31.8.11

COTW: Post-op Complications

As anyone with a bit of medical training will tell you, it's important to have a differential diagnosis when you examine a patient. You start with the primary complaint, which gives you a category of possible diagnoses, and then ask questions until you can narrow things down. Then you move on to the physical exam to confirm or rule out the list of differentials. So if someone comes in with "stomach pains" for example, you have a pretty good idea of the problem by the time you actually examine the patient. The same goes for a patient you have operated on already. As medical students, we all memorized the list of what causes post-op fevers with the "W" mnemonic: wind, water, walk, wound, wonder drugs (atelectasis, bladder infection, thrombophlebitis, wound infection, drug fevers...etc).

Well, needless to say, here in Kenya we have a greatly expanded differential. Post-op fevers are just as likely to be caused by malaria as a bladder infection, abdominal pain after surgery could be a bowel obstruction from worms or a volvulus (twisted bowels). Enter my case of the week.

N is a lady in her mid-30s who initially came to me in GYN clinic.
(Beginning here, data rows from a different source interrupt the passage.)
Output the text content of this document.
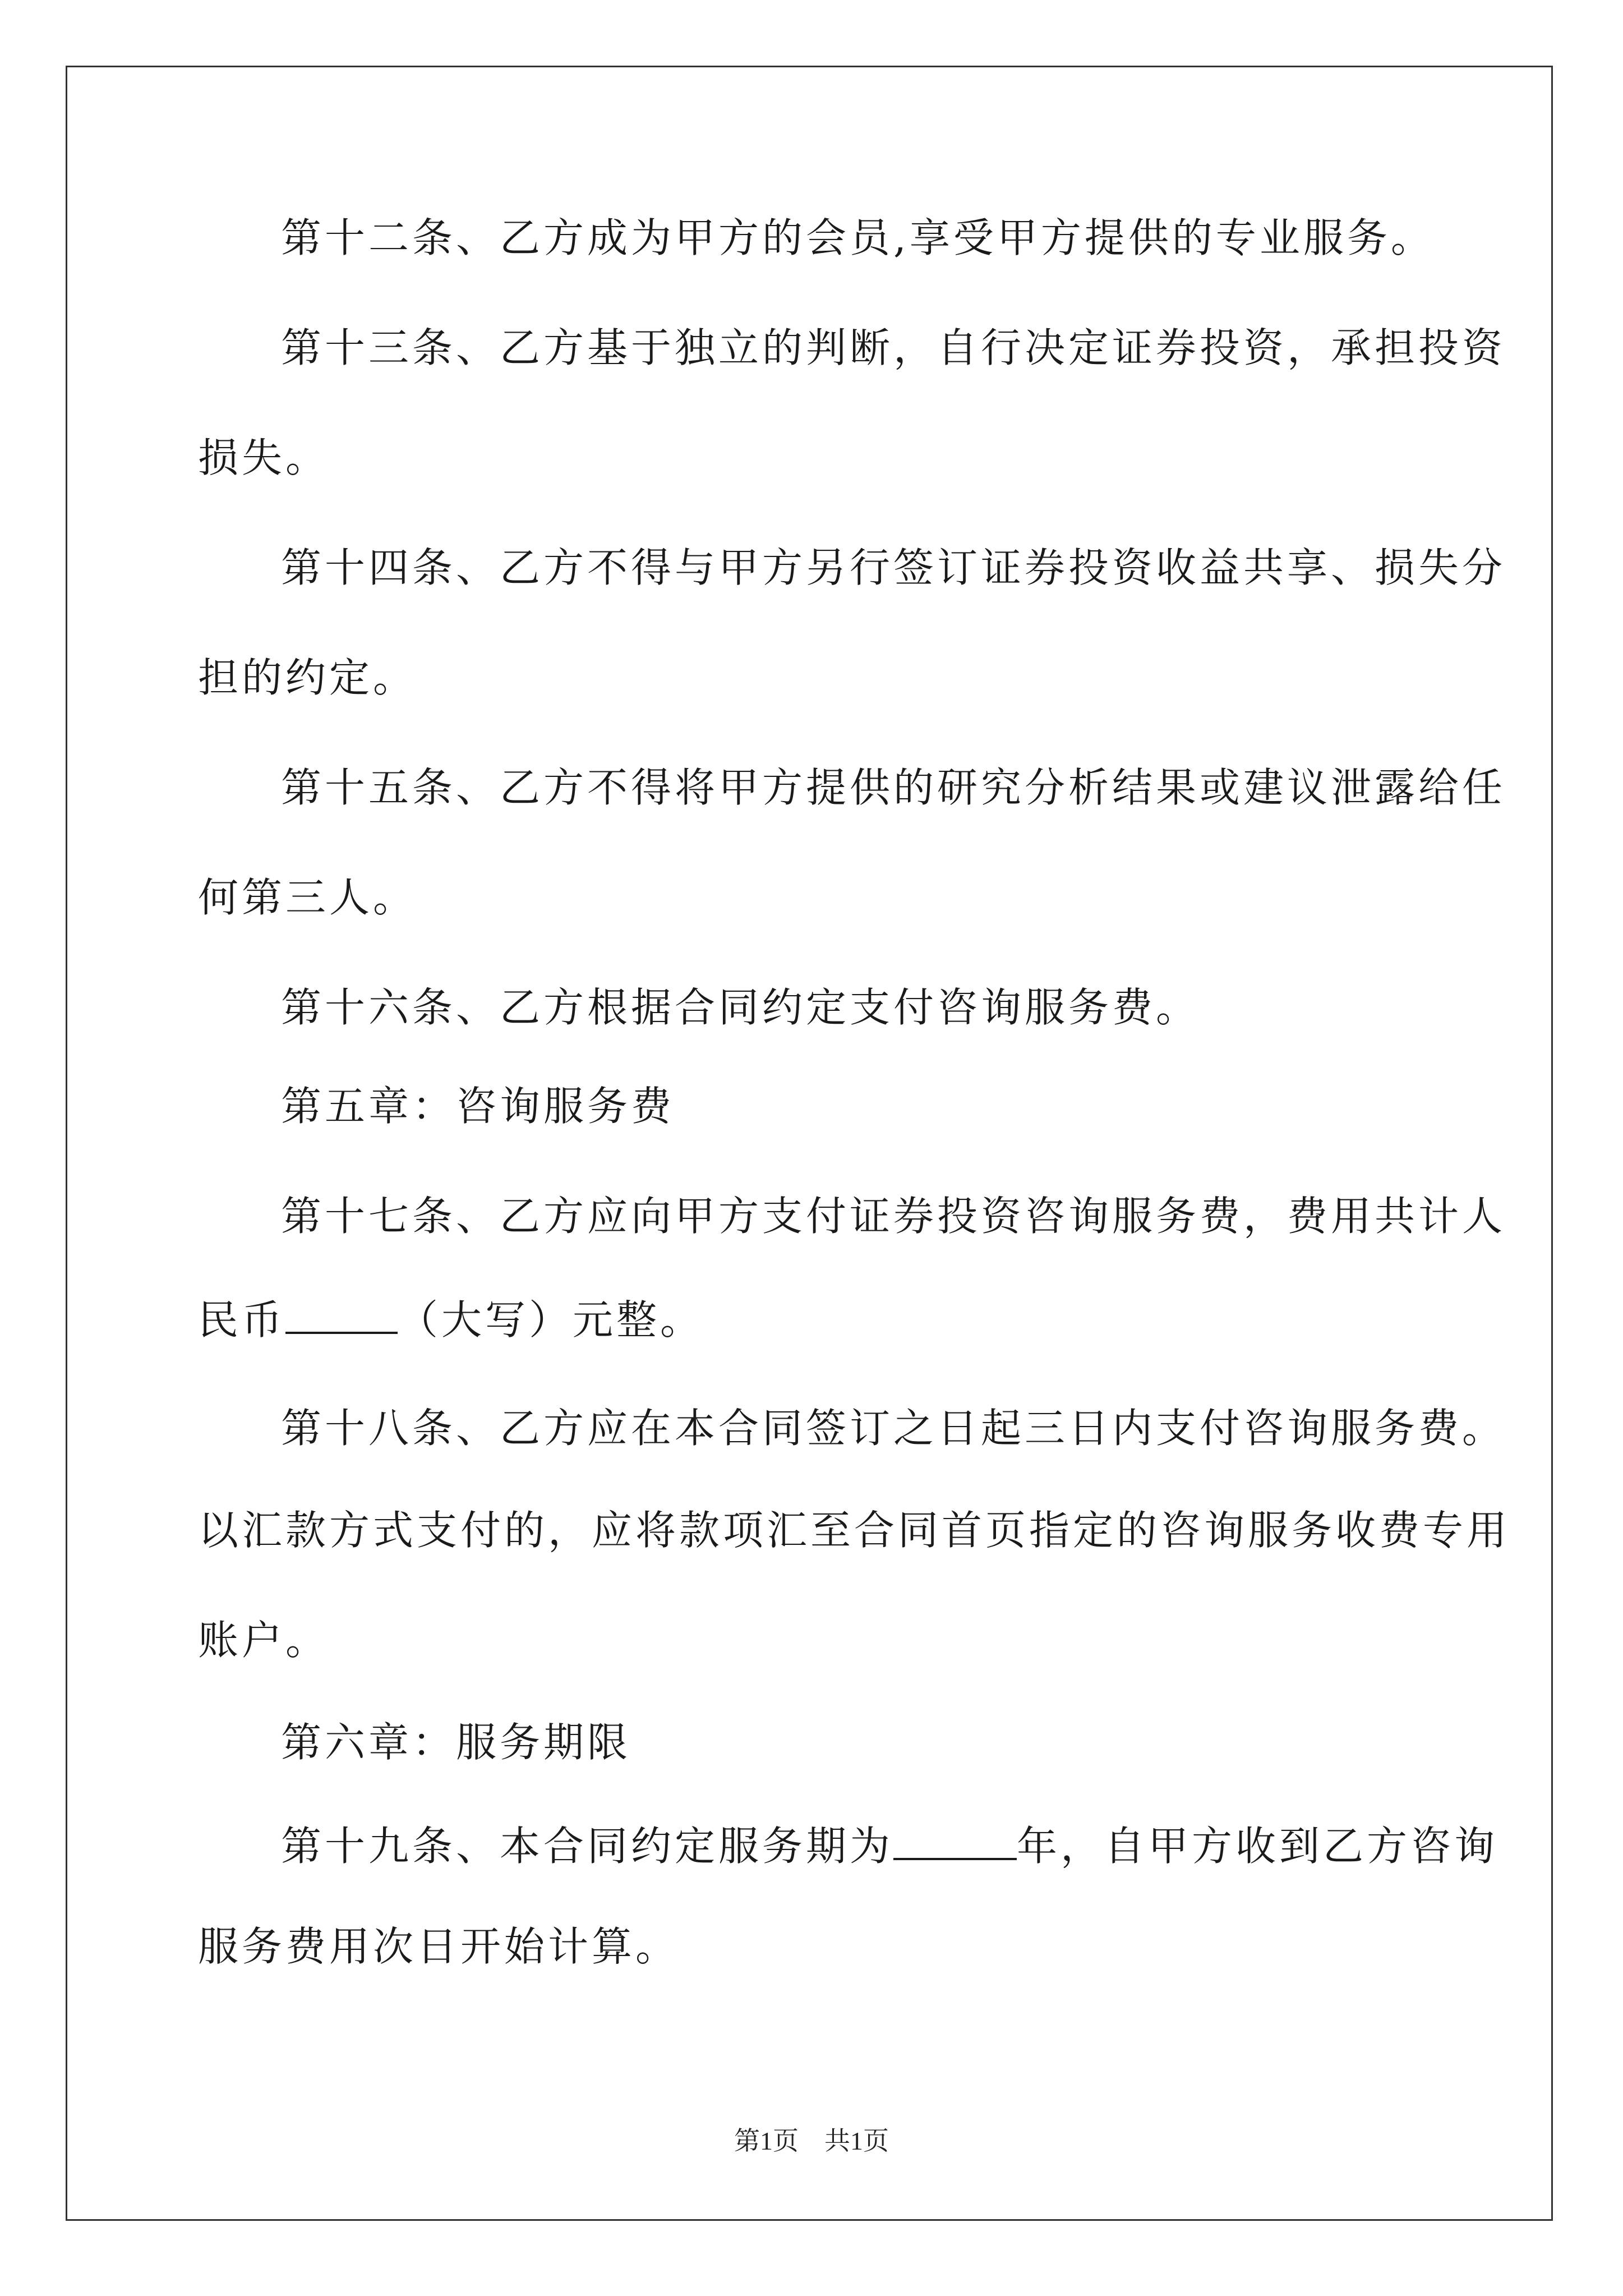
第十二条、乙方成为甲方的会员,享受甲方提供的专业服务。
第十三条、乙方基于独立的判断，自行决定证券投资，承担投资
损失。
第十四条、乙方不得与甲方另行签订证券投资收益共享、损失分
担的约定。
第十五条、乙方不得将甲方提供的研究分析结果或建议泄露给任
何第三人。
第十六条、乙方根据合同约定支付咨询服务费。
第五章：咨询服务费
第十七条、乙方应向甲方支付证券投资咨询服务费，费用共计人
民币	（大写）元整。
第十八条、乙方应在本合同签订之日起三日内支付咨询服务费。
以汇款方式支付的，应将款项汇至合同首页指定的咨询服务收费专用
账户。
第六章：服务期限
第十九条、本合同约定服务期为	年，自甲方收到乙方咨询
服务费用次日开始计算。
第1页　共1页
Her primary complaint was infertility but this was unfortunately due to massive uterine fibroids--approximately the size of an 8 month pregnancy. The fibroids had gotten so large they were compressing her right ureter (tube that drains the kidney into the bladder). We decided the best course of action was just to perform a hysterectomy and I scheduled it for a few weeks. Last week she came in to the ER with severe upper abdominal pain, one week before her surgery. Because of the pain, we admitted her. It's an unlikely spot for fibroid pain, but her fibroids WERE pretty big, so it was decided that the best course of action was to just do her surgery early. By the morning of surgery her pain had resolved.

A visiting OB and I did the hyst, one of the largest uteruses I've seen here. It was a great case! For reference, a non-pregnant uterus should be about the size of a medium pear. We were careful to move the ureter out of the way and avoid injuring the bowel, normal procedures for a hyst. She did well, lost as little blood as we could have hoped for, and was moved to the recovery room.
The "offending organ"...finger is pointing to her RIGHT ovary which was displaced by a big fibroid in the right broad ligament, pushing everything normal into the left lower quadrant. Beneath the finger is the normal looking uterus.
Almost done with the surgery...most of the uterus and fibroid have been mobilized.

On the second day after the surgery, the other OB went in to see N and she was curled up on the bed in the fetal position with a painful and rigid abdomen. She had a fever of 100.5, and severe pain which started after she took some clear liquids for breakfast. An upright abdominal X-ray showed some free air, but she was only 2 days post-op. OK, medical folks, what's your differential? When the other OB told me about it, I had a moment of panic. Did we miss a bowel injury? Could this be related to her ureter? Was she bleeding internally?

Jason was on call that weekend and helped take her back for another surgery--her symptoms were severe enough to justify this. The uterus looked fine. They ran the bowel, no problems. But there was a lot of clearish-then greenish fluid. They eventually found the problem: a perforated duodenal ulcer! No relation to her surgery, but probably the cause of her presenting epigastric pain. Wow. She is now several days out from her second surgery and doing fine. Just reminds us here in the developing world (and everywhere)...keep a broad differential diagnosis!